Under the new regulations, pharmaceutical companies are responsible for ensuring that their production processes comply with all legal requirements. This includes the responsibility for releasing drugs for sale and for monitoring the quality of products that have already been sold. The new regulations also establish a risk-based approach to monitoring, with a focus on high-risk drugs that require increased scrutiny.
To implement these regulations, the government will establish a new system of professional inspectors who are trained to spot potential problems and take appropriate action. In addition, a risk-based approach to inspections will be implemented, with a focus on high-risk drugs and the potential consequences of their use.

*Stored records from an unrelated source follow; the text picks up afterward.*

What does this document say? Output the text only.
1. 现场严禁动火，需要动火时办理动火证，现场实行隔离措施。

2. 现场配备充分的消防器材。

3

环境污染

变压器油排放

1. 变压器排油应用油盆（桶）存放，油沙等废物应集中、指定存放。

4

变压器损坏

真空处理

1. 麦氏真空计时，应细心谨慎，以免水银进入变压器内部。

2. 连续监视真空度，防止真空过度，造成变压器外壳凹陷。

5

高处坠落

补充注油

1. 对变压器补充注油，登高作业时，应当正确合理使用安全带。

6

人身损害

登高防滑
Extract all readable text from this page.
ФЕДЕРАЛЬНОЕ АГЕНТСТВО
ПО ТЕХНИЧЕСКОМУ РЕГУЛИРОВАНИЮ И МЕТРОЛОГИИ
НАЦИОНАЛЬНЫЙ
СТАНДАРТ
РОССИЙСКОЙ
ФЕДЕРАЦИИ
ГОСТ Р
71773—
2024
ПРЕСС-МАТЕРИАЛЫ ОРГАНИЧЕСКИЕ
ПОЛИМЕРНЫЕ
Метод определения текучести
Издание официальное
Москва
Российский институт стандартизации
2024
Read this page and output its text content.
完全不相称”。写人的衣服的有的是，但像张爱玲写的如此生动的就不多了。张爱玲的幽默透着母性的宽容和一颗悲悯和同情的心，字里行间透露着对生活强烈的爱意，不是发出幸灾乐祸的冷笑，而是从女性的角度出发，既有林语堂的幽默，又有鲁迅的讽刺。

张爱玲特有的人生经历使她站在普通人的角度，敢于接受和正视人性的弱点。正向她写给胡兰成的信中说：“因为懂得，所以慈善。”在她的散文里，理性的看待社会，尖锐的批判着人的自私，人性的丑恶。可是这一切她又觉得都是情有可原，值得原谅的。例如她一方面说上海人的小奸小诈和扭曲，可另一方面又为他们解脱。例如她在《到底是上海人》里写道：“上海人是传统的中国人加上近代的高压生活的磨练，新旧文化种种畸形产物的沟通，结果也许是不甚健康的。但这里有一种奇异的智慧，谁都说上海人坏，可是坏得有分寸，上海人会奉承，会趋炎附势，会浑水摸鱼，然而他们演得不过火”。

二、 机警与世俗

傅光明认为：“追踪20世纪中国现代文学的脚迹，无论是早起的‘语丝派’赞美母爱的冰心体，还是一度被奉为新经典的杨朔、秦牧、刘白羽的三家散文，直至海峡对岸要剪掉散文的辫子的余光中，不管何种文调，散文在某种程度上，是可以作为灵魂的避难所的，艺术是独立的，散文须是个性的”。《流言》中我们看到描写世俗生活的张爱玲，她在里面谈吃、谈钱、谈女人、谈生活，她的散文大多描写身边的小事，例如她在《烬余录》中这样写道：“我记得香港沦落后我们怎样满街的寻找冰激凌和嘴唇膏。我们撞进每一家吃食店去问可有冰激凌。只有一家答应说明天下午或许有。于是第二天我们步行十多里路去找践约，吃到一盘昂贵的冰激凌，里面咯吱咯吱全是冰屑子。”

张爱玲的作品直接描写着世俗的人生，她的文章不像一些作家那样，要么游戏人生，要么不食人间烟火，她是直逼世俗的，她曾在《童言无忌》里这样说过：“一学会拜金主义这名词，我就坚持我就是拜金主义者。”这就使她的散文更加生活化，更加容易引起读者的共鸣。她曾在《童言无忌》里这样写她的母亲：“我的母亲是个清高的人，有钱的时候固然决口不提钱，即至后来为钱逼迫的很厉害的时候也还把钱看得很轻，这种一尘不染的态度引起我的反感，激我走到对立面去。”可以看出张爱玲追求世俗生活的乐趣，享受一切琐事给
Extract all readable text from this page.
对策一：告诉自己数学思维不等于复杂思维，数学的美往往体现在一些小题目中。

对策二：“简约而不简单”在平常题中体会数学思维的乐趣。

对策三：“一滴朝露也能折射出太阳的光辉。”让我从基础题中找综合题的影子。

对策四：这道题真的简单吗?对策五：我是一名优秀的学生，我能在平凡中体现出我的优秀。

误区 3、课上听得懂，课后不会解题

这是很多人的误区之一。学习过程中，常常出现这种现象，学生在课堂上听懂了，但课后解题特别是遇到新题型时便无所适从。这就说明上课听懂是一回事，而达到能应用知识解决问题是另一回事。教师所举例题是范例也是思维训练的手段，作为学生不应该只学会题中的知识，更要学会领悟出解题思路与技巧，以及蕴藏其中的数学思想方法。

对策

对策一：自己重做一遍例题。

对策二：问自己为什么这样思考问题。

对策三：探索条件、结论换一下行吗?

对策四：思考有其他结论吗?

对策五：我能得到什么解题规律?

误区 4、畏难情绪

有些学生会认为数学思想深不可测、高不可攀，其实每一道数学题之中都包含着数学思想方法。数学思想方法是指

To ensure that pharmaceutical companies comply with these new regulations, strong penalties will be imposed for non-compliance. Companies that are found to be in violation of the regulations may face penalties such as suspension of production, sales, use, or importation of drugs, as well as other penalties in proportion to the severity of their violations.
Overall, the new regulations represent a significant step forward in ensuring the quality and safety of pharmaceutical products in China. By implementing these measures, the government hopes to enhance public health and promote the development of a thriving pharmaceutical industry in China.